L’ennesima gara fotocopia della stagione consegna a Marc Marquez l’ottavo titolo del mondo, il quarto consecutivo. Una tabella di marcia devastante per il 26enne spagnolo che si conferma più forte di chiunque in pista: dei suoi compagni di squadra, dei suoi avversari e certamente dei suoi miti-nemici come Valentino Rossi, oggi relegato all’ottava posizione dopo un avvio di gara promettente. Marquez semplicemente va più veloce, piega di più, calcola meglio la strategia nelle gare: è il più forte anche perché guida una moto brusca e scorbutica come la Honda che Lorenzo non riesce nemmeno a far curvare. Non per niente in ogni fine settimana rimedia cadute (anche rovinose): ogni prova è una ricerca del limite, anche fisico. E così la gara di oggi non fa che confermare i cliché della stagione: lo spagnolo resta dietro a Quartararo fino all’ultimo giro, punzecchiando quanto basta per innervosire il francese che scoda pericolosamente quando apre il gas. A poche curve dalla fine Marquez tira la staccata della vita – sembra poterne trovare una a gara – e si prende quei dieci metri di vantaggio che nemmeno il tentativo disperato di rimonta del francese può colmare. Fine dei giochi.
Quartararo, al suo primo anno in motoGp, si mangia ancora una volta le mani, ma con una moto migliore proverà ad essere l’anti-Marquez delle prossime stagioni. Gli altri avversari semplicemente non ci sono. Vinales, anche quando parte nelle prime posizioni evapora e trova se stesso solo quando non c’è più nulla per cui combattere. Anche oggi arriva terzo, ma non è mai determinante, mai in battaglia, mai Maverick come il suo nome da top gun vorrebbe. E’ un buon pilota su una buona moto, ma ha lo stesso difetto del Lorenzo quando vinceva sulla M1: ci riesce solo se sta davanti dall’inizio. Gli altri combattenti sono azzoppati da moto che sembrano sempre essere a un passo dal colmare il gap e poi non lo sono mai. La Ducati ha vissuto una stagione molto peggiore di quanto si aspettasse: dopo i primi buoni risultati e un paio di sorpassi di Dovizioso che suonavano umilianti per Marquez, la casa di Borgo Panigale ha iniziato a perdere terreno e nelle ultime gare arranca sempre nelle retrovie. La promettente Suzuki di Rins va una volta sì e due no. Ci sarebbe la Yamaha: la casa dei tre diapason ha trovato il modo di far stare in piega i suoi piloti senza il terrore di volare per terra, ma sconta un gap mostruoso con Honda e Ducati in termini di potenza.

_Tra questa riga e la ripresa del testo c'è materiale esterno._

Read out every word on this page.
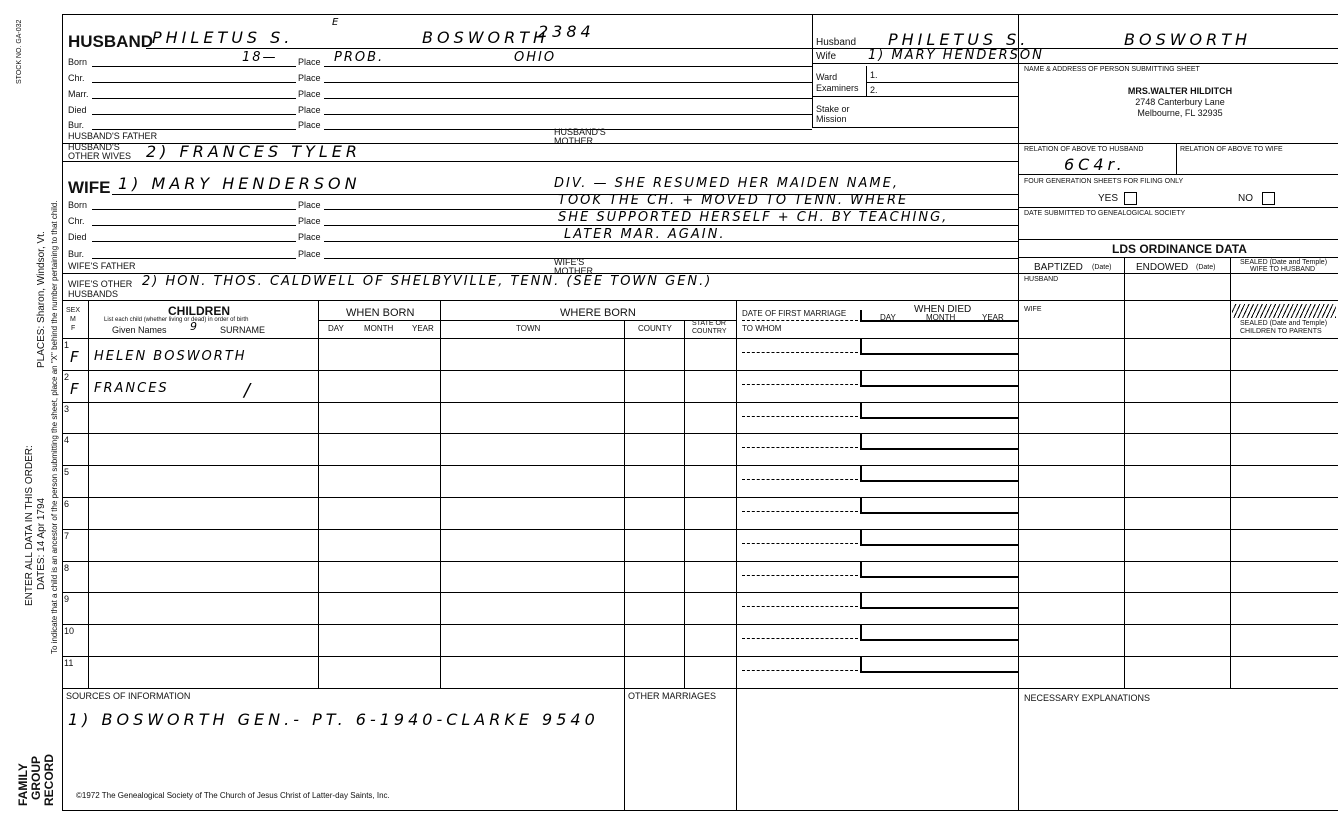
STOCK NO. GA-032
PLACES: Sharon, Windsor, Vt. To indicate that a child is an ancestor of the person submitting the sheet, place an "X" behind the number pertaining to that child.
ENTER ALL DATA IN THIS ORDER: DATES: 14 Apr 1794
FAMILY GROUP RECORD
HUSBAND PHILETUS S.
E
BOSWORTH
2384
Born	18— Place PROB.	OHIO
Chr.	Place
Marr.	Place
Died	Place
Bur.	Place
HUSBAND'S FATHER	HUSBAND'S
MOTHER
HUSBAND'S
OTHER WIVES 2) FRANCES TYLER
WIFE 1) MARY HENDERSON	DIV. — SHE RESUMED HER MAIDEN NAME,
TOOK THE CH. + MOVED TO TENN. WHERE
SHE SUPPORTED HERSELF + CH. BY TEACHING,
LATER MAR. AGAIN.
Born	Place
Chr.	Place
Died	Place
Bur.	Place
WIFE'S FATHER	WIFE'S
MOTHER
WIFE'S OTHER
HUSBANDS
2) HON. THOS. CALDWELL OF SHELBYVILLE, TENN. (SEE TOWN GEN.)
SEX
M
F
CHILDREN
List each child (whether living or dead) in order of birth
Given Names 9 SURNAME
WHEN BORN
DAY	MONTH YEAR
WHERE BORN
TOWN	COUNTY
STATE OR
COUNTRY
DATE OF FIRST MARRIAGE
TO WHOM
WHEN DIED
DAY	MONTH	YEAR
1
F HELEN BOSWORTH
2
F FRANCES
3
4
5
6
7
8
9
10
11
SOURCES OF INFORMATION
1) BOSWORTH GEN.- PT. 6-1940-CLARKE 9540
OTHER MARRIAGES
©1972 The Genealogical Society of The Church of Jesus Christ of Latter-day Saints, Inc.
Husband PHILETUS S.	BOSWORTH
Wife 1) MARY HENDERSON
Ward
Examiners
1.
2.
Stake or
Mission
NAME & ADDRESS OF PERSON SUBMITTING SHEET
MRS.WALTER HILDITCH
2748 Canterbury Lane
Melbourne, FL 32935
RELATION OF ABOVE TO HUSBAND	RELATION OF ABOVE TO WIFE
6C4r.
FOUR GENERATION SHEETS FOR FILING ONLY
YES	NO
DATE SUBMITTED TO GENEALOGICAL SOCIETY
LDS ORDINANCE DATA
BAPTIZED (Date) ENDOWED (Date)
SEALED (Date and Temple)
WIFE TO HUSBAND
HUSBAND
WIFE
SEALED (Date and Temple)
CHILDREN TO PARENTS
NECESSARY EXPLANATIONS
/
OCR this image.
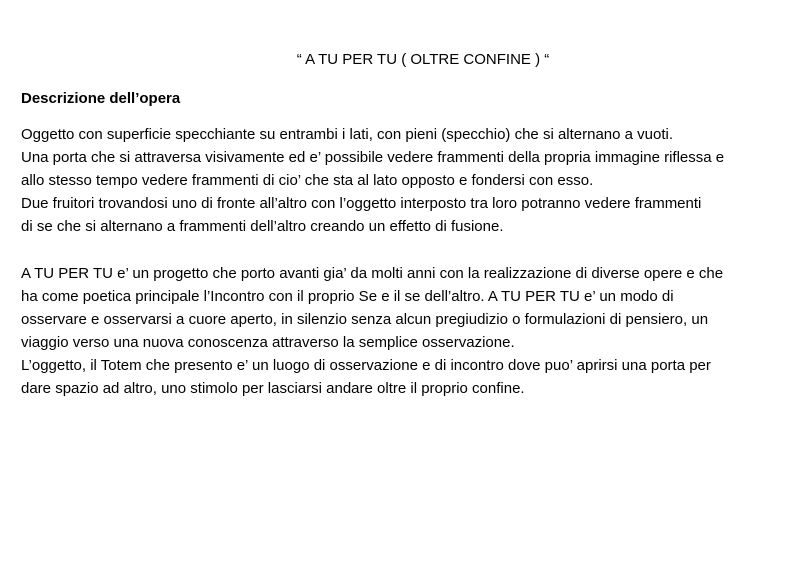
“ A TU PER TU ( OLTRE CONFINE ) “
Descrizione dell’opera
Oggetto con superficie specchiante su entrambi i lati, con pieni (specchio) che si alternano a vuoti.
Una porta che si attraversa visivamente ed e’ possibile vedere frammenti della propria immagine riflessa e
allo stesso tempo vedere frammenti di cio’ che sta al lato opposto e fondersi con esso.
Due fruitori trovandosi uno di fronte all’altro con l’oggetto interposto tra loro potranno vedere frammenti
di se che si alternano a frammenti dell’altro creando un effetto di fusione.
A TU PER TU e’ un progetto che porto avanti gia’ da molti anni con la realizzazione di diverse opere e che
ha come poetica principale l’Incontro con il proprio Se e il se dell’altro. A TU PER TU e’ un modo di
osservare e osservarsi a cuore aperto, in silenzio senza alcun pregiudizio o formulazioni di pensiero, un
viaggio verso una nuova conoscenza attraverso la semplice osservazione.
L’oggetto, il Totem che presento e’ un luogo di osservazione e di incontro dove puo’ aprirsi una porta per
dare spazio ad altro, uno stimolo per lasciarsi andare oltre il proprio confine.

Meglio evitare, invece, il discorso Rossi: il dottore cambierà ancora il capotecnico, dopo la separazione da Galbusera. Al nove volte campione del mondo è impossibile non concedere il beneficio del dubbio. Ma la sensazione è che Rossi non sia più lo scavezzacollo di un tempo: se la moto va come deve, bene. Ma se non va il pesarese non se la rischia. E in fondo è questo che fa la differenza tra vincere o meno. A meno di non avere una improbabile, schiacciante superiorità tecnica.
Ma il problema più grande lo deve gestire la Dorna. Un Marquez troppo vincente distrugge lo spettacolo. Non per niente le gare più belle sono state quelle in cui è stato sverniciato all’ultima curva da Rins e Dovizioso dopo decine di giri a sportellate, con il pubblico che oscilla tra extrasistole e deliquio di fronte ai rosicamenti dello spagnolo. Altrettanto, Rossi che non vince deprime gli spalti, ancora in buona maggioranza vestiti di giallo ad ogni weekend. Vedremo se i cambi nel regolamento limeranno le differenze di valori, ma cresce il rischio opposto di gare appiattite dall’attendismo e dalla strategia. Cioè il peggio della Formula 1 che, non a caso, oggi fa marcia indietro in cerca dello spettacolo. Insomma, la MotoGp avrebbe bisogno di un Kevin Schwantz che insidia Wayne Rainey e Mick Doohan. Si ritrova un 26enne-otto-volte-campione-del-mondo come Marc Marquez. Che è come strizzare tutti e tre i piloti in una sola tuta.